Migration narratives

I've been reading a fascinating review of a research study based on case studies of people who moved to NZ after WW2 - 'MIGRATION AND NARRATION' (Brigitte Boenisch-Brednich)http://tihane.wordpress.com/2007/10/26/migrating-affordances/
The researcher identifies 3 main narratives which i felt were just as pertinent today:

a) Stories about leaving and arriving
b) stories about the first year in New Zealand, which are stories about cultural misunderstanding, language problems, homesickness; basically about feeling alien, and being considered alien.
c) there is a form of narratives covering the whole life of a migrant: the narratives of comparing countries and cultures – the culture you come from and the one you are now living in.

The Estonian researcher Kai Pata who reviewed this study on her blog site (see link above) sums up the key aspect of comparing the countries, which was a common theme for the migrants questioned, and was an ongoing process; part of their settlement.

I felt strong links with my own interest in researching and identifying current migrant experiences, paritcularly of professional peoples, I've heard the same stories;
the feeling of alienation and isolation; of being seen as alien; of needing to compare cultures...

Maybe these narratives form part of a common journey to create what Ruth Hill Useem termed in 60's sociology speak as 3rd culture kids (TCKs); those children who became global nomads, whose parents eg. military, were constantly on the move
These children were forced to create their own independant identity that remained intact when they moved from 'home' to 'home'.

But it' s not just the children in these situations who face issues of where the home base is, but increasingly the world is a nomadic place for professionals, executive level personnel encouraged to participate in schemes which entail taking on the top jobs, the CEO positions on 2-3 yr contracts.
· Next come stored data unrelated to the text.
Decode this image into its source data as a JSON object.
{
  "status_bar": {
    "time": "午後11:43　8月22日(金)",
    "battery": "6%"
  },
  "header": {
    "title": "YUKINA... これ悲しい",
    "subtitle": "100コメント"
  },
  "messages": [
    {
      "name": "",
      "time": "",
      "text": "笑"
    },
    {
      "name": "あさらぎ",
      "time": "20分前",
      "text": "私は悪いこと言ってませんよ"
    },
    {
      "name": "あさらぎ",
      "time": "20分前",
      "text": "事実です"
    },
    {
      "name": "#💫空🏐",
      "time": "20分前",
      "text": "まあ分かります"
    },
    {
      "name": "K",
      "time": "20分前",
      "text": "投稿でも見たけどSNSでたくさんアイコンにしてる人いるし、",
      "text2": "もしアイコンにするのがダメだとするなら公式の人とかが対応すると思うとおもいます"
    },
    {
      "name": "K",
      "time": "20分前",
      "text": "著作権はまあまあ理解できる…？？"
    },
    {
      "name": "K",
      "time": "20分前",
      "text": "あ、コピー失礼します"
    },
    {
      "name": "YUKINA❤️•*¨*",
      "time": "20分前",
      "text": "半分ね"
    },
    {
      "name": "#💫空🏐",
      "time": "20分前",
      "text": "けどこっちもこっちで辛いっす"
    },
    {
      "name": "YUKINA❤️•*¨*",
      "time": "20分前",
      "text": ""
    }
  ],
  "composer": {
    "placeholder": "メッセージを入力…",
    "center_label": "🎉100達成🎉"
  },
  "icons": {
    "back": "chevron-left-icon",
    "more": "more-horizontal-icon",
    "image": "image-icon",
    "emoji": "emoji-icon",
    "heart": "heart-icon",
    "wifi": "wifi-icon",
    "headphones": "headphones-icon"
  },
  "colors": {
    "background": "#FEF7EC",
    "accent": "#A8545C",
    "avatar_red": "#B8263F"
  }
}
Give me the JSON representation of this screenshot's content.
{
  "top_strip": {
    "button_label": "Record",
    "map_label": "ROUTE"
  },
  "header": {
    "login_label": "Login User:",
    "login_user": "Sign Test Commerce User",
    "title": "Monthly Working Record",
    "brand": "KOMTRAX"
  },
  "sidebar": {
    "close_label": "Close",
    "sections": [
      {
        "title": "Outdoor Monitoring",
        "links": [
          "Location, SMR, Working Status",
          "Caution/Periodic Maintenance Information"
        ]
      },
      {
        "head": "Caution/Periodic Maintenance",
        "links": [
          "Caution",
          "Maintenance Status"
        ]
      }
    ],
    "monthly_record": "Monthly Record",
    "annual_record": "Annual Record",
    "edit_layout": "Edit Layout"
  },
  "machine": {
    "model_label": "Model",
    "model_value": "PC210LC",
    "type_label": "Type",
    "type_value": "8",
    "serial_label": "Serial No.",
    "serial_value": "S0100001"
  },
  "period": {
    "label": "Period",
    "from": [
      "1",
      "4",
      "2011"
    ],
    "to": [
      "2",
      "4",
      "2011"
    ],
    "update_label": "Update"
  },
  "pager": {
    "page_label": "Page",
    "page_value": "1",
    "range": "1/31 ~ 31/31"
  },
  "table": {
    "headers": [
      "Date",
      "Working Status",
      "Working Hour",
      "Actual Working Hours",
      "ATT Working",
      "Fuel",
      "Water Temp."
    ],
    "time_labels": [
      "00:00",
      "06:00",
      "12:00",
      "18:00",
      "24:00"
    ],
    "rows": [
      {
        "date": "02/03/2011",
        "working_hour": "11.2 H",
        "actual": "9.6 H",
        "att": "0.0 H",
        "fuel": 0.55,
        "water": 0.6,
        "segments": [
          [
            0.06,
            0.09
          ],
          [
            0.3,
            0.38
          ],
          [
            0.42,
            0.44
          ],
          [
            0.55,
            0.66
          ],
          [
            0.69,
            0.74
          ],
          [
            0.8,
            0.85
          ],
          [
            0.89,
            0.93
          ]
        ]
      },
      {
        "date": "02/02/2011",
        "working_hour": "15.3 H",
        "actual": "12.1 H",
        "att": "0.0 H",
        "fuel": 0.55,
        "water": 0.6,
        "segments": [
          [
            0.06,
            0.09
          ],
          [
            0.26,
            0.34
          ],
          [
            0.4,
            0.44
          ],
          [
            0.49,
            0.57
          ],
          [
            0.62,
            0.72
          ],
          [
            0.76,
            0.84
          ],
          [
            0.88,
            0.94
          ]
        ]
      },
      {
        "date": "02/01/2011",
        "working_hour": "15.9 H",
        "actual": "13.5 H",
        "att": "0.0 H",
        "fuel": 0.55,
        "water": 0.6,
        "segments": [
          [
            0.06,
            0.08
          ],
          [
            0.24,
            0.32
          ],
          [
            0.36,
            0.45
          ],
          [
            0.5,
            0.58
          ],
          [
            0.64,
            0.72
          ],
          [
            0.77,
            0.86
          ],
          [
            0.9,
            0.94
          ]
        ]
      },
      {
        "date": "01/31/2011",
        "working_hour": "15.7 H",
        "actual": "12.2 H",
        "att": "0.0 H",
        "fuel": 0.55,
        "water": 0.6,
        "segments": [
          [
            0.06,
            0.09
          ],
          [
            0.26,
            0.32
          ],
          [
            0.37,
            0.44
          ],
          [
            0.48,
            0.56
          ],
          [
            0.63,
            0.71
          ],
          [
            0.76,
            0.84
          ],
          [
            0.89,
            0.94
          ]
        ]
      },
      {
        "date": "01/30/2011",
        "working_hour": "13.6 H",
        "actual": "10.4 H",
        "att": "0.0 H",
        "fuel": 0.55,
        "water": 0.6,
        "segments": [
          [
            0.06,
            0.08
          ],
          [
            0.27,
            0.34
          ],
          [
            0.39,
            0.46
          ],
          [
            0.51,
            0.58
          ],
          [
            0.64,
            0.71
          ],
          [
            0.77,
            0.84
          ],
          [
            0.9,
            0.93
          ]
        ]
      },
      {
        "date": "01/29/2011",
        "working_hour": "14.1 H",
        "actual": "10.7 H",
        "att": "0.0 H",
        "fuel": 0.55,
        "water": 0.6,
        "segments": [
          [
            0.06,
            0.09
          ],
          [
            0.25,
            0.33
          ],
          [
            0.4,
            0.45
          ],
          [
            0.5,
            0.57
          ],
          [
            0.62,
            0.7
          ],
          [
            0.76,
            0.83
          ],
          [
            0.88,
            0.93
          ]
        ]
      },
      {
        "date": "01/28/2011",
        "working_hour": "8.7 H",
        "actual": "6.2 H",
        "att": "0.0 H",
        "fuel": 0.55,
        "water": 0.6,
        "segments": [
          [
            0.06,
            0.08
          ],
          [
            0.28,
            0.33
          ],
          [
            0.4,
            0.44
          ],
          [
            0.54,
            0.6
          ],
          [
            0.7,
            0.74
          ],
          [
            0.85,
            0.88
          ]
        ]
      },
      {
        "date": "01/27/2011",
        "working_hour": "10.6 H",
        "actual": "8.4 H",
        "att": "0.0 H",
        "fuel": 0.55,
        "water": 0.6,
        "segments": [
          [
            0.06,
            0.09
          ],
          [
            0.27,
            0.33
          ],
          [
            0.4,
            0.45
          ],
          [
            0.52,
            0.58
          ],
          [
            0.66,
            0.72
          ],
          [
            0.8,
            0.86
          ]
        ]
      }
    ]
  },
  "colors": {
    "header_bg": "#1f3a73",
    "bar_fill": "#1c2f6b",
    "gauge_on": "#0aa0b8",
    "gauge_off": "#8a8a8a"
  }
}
And taking their families with them.

The need for a third culture becomes relevant not only for the individual's sense of identity but
as a way of surviving in the workplace, working out how to function in a space between, outside? of ones own familiar country's culture, but not wholly adopting the new country's ways.

The idea of workplace cultures, corporate cultures, institutional culture where certain unspoken norms and rules , dress codes and behaviours prevail is already a well known reality to many.

But in the personal, family, home lives of people who choose a temporary (albeit long-term) move for professional reasons, there is also a need to create something new.
Both in the workplace and outside world, the prevailing culture they face is new and unfamiliar in its attitudes, values and practices. Yet their own culture is needing to be preserved for the (inevitable and presumed) return home...

Yet also, alongside a dual carriageway as this, they start to realise their own culture with new eyes- that it has accompanied them not as a pre-packaged affair, remaining neatly in its little box to be taken out and played with at whim, but is in itself a moving, mobile, changing and growing live entity that refuses to be completly tamed and inert.

Somehow these people deal to and deal with a recreation of a 'third culture' for themselves; one still recognisable and distinct as 'home', comfortingly familiar signs of 'how we always do things', patterns as much of the past as the future...a culture sandwich that created an inbetween space- a temporary life zone.

An example many of us may relate to are 'suitcase people' who, knowing they are only staying a 6 months, as opposed to 2 years, might bring a few photos to place around the room. But probably wouldn't buy or hang any pictures...

Staying put for 2-3 years however, might entail buying certain key furniture items couldn't be brought with them. Decorating with carefully chosen signs of identity, making the place feel 'homely'.

And it's how people go about personalising their space that interests me; what do they do to create a zone of otherness, a cultural bubble in which the physical environment is made to help shape the estabishment of that 3rd culture, the home away from home.